Cuando Andreíta tenía apenas unos mesecitos de nacida, solo le calmaba el llanto cuando le rascaba la espaldita. Sus llantos de fastidio se transformaban automáticamente en alivio cuando le acariciaba la espalda, especialmente por la zona del omoplato; sus ojos chinitos de felicida y su sonrisa pequeña se dibujaba en su rostro.
Los días fueron pasando, y la picazón aumentaba al igual que los llantos. Tuvimos que llevarla al pediatra, que solamente nos indico que era un sarpullido comun y corriente natural por la temporada, y que se le quitaría con un poco de crema o talco. Pero a Andreíta le gustaba más su rascadita o su caricia, además de que la dejáramos sin polito. Cuando cumplió cinco meses, le comenzó a salir manchas rojas en la espalda en forma de dos paréntesis pequeñas que parecían crecer cada vez que la revisábamos y me preocupe mucho.

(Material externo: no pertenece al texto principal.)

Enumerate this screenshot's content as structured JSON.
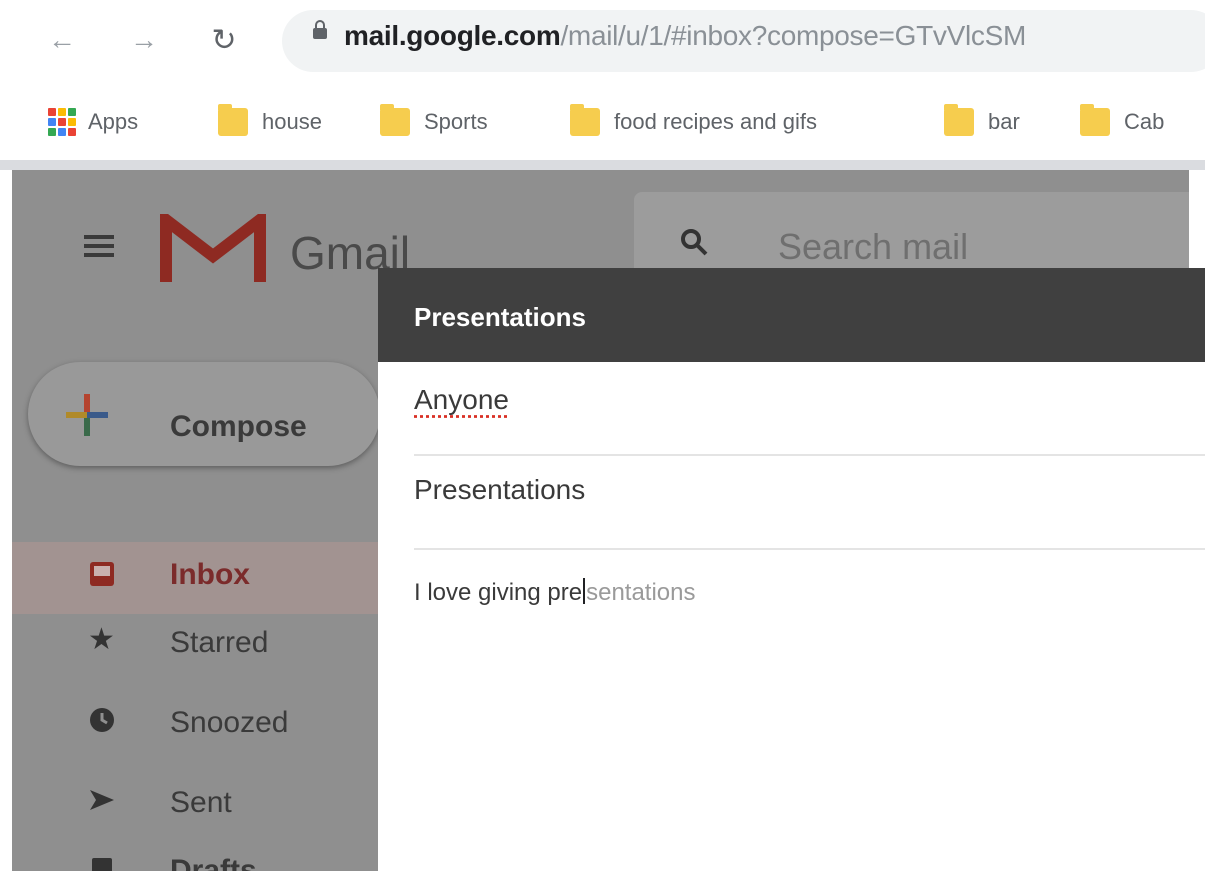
{
  "browser": {
    "url_host": "mail.google.com",
    "url_path": "/mail/u/1/#inbox?compose=GTvVlcSM",
    "bookmarks": [
      "Apps",
      "house",
      "Sports",
      "food recipes and gifs",
      "bar",
      "Cab"
    ]
  },
  "gmail": {
    "app_name": "Gmail",
    "search_placeholder": "Search mail",
    "compose_label": "Compose",
    "nav": [
      "Inbox",
      "Starred",
      "Snoozed",
      "Sent",
      "Drafts"
    ]
  },
  "compose": {
    "window_title": "Presentations",
    "to": "Anyone",
    "subject": "Presentations",
    "body_start": "I love giving pre",
    "body_end": "sentations"
  }
}
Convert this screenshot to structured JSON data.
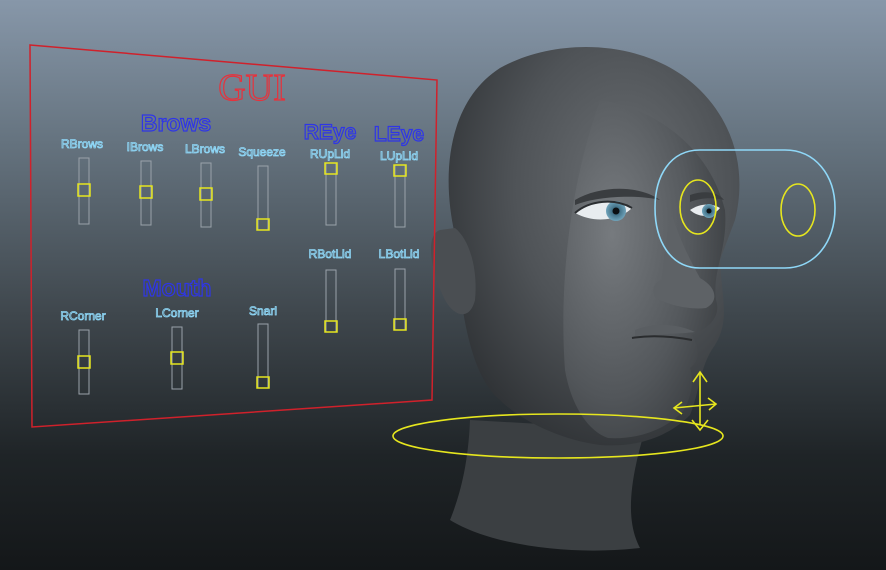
{
  "gui_panel": {
    "title": "GUI",
    "sections": {
      "brows": "Brows",
      "reye": "REye",
      "leye": "LEye",
      "mouth": "Mouth"
    },
    "sliders": [
      {
        "id": "rbrows",
        "label": "RBrows",
        "value": 0.5
      },
      {
        "id": "ibrows",
        "label": "IBrows",
        "value": 0.5
      },
      {
        "id": "lbrows",
        "label": "LBrows",
        "value": 0.5
      },
      {
        "id": "squeeze",
        "label": "Squeeze",
        "value": 0.0
      },
      {
        "id": "ruplid",
        "label": "RUpLid",
        "value": 1.0
      },
      {
        "id": "luplid",
        "label": "LUpLid",
        "value": 1.0
      },
      {
        "id": "rbotlid",
        "label": "RBotLid",
        "value": 0.0
      },
      {
        "id": "lbotlid",
        "label": "LBotLid",
        "value": 0.0
      },
      {
        "id": "rcorner",
        "label": "RCorner",
        "value": 0.5
      },
      {
        "id": "lcorner",
        "label": "LCorner",
        "value": 0.5
      },
      {
        "id": "snarl",
        "label": "Snarl",
        "value": 0.0
      }
    ]
  },
  "colors": {
    "panel_border": "#d0212b",
    "title": "#e6323c",
    "section": "#2f36e6",
    "slider_label": "#8fd8f8",
    "slider_track": "#9aa2aa",
    "slider_handle": "#e6e61e",
    "eye_ring": "#8fd8f8",
    "control": "#e6e61e",
    "head": "#505457"
  }
}
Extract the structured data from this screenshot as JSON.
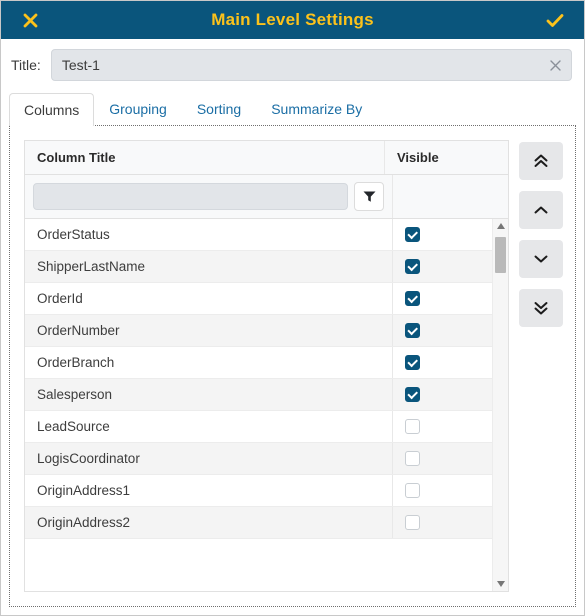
{
  "window": {
    "title": "Main Level Settings",
    "close_icon": "close-x-icon",
    "confirm_icon": "check-icon",
    "header_bg": "#0a557c",
    "header_fg": "#fcc21b"
  },
  "title_field": {
    "label": "Title:",
    "value": "Test-1",
    "placeholder": "",
    "clear_icon": "close-x-icon"
  },
  "tabs": [
    {
      "label": "Columns",
      "active": true
    },
    {
      "label": "Grouping",
      "active": false
    },
    {
      "label": "Sorting",
      "active": false
    },
    {
      "label": "Summarize By",
      "active": false
    }
  ],
  "grid": {
    "headers": {
      "column_title": "Column Title",
      "visible": "Visible"
    },
    "filter": {
      "value": "",
      "placeholder": "",
      "button_icon": "funnel-filter-icon"
    },
    "rows": [
      {
        "name": "OrderStatus",
        "visible": true
      },
      {
        "name": "ShipperLastName",
        "visible": true
      },
      {
        "name": "OrderId",
        "visible": true
      },
      {
        "name": "OrderNumber",
        "visible": true
      },
      {
        "name": "OrderBranch",
        "visible": true
      },
      {
        "name": "Salesperson",
        "visible": true
      },
      {
        "name": "LeadSource",
        "visible": false
      },
      {
        "name": "LogisCoordinator",
        "visible": false
      },
      {
        "name": "OriginAddress1",
        "visible": false
      },
      {
        "name": "OriginAddress2",
        "visible": false
      }
    ],
    "scrollbar": {
      "up_arrow_icon": "triangle-up-icon",
      "down_arrow_icon": "triangle-down-icon"
    },
    "checked_color": "#0a557c"
  },
  "move_buttons": [
    {
      "name": "move-to-top-button",
      "icon": "double-chevron-up-icon"
    },
    {
      "name": "move-up-button",
      "icon": "chevron-up-icon"
    },
    {
      "name": "move-down-button",
      "icon": "chevron-down-icon"
    },
    {
      "name": "move-to-bottom-button",
      "icon": "double-chevron-down-icon"
    }
  ]
}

Un día, mientras la deje en la cuna, y me disponía a tomar un refresco y ver televisión, pero atento a los ruidos que hacia (síntoma que está bien) en su dormitorio, el silencio me hizo ir corriendo a verla. Se imaginan la sorpresa al ver que Andreíta no estaba de pie en su cuna, sino que flotaba sobre ella. Obviamente el refresco se me callo de la mano, y salte a cogerla esperando que callera en mis brazos, pero no, la muy bandida seguía flotando, por sobre su comodita, por el roperito, pegada al techo como un globo con helio.
Andreita iba aprendiendo con el paso de los días a dominar este don, al igual que al caminar. Nosotros como padres, nos hicimos miles de preguntas. Y al final llegamos a la conclusión que era un ángel.
Fue gracioso, porque el canguro azulito con franjas rojas que le compre para llevarla, no lo necesitaba. Su abuela lo transformo, volviéndolo un arnés, con una correa que la sujetaba a mi muñeca, y así la llevaba al parque, flotando como un globo. Se movía de un lado al otro con el viento. Cuando tenía que sujetarme las agujetas, la amarraba en la banca, en una rama, evitando siempre que en un descuido, se fuera volando. Me paraba cada cierto tiempo a explicarles a los transeuntes que mi hija era de verdad y no un globo robot. En la casa, no podíamos dejar abierta la ventana, por el temor de que se fuera a salir por ahí. Cuando hacia sus berrinches, no quería bajar del techo, pegaba su espaldita sobre el cielo raso y de ahí me miraba y se reía la muy bandida, la amenazaba con subirme a una silla para alcanzarla, e inmediatamente se movía al otro extremo, hasta que me cansaba y me sentaba en el sillón con mi cara de molesto, entonces llegaba a mi regazo en un vaivén de pluma y nos reímos mucho.
Al año, Andreíta le crecieron alas. Tuvimos que hacerle agujeros a todos sus polos, a su ropa de estar, a todo sus trajes que le impedian volar; y nos habíamos hecho la promesa de ya no sacarla flotando por ahí o por allá. Pero algunas veces cuando no encontrábamos algún curioso (casi siempre en las noches) la sujetaba sobre mi pecho, y mirábamos las estrellas tratando de ubicar de cúal de ella había venido.
¿Esa?, le señalaba con el dedo.
¿Aquella? y mirábamos para allá y ella se reía, o
¿esa otra?. Mi angelito me miro, me señalo el corazón, entonces desperté.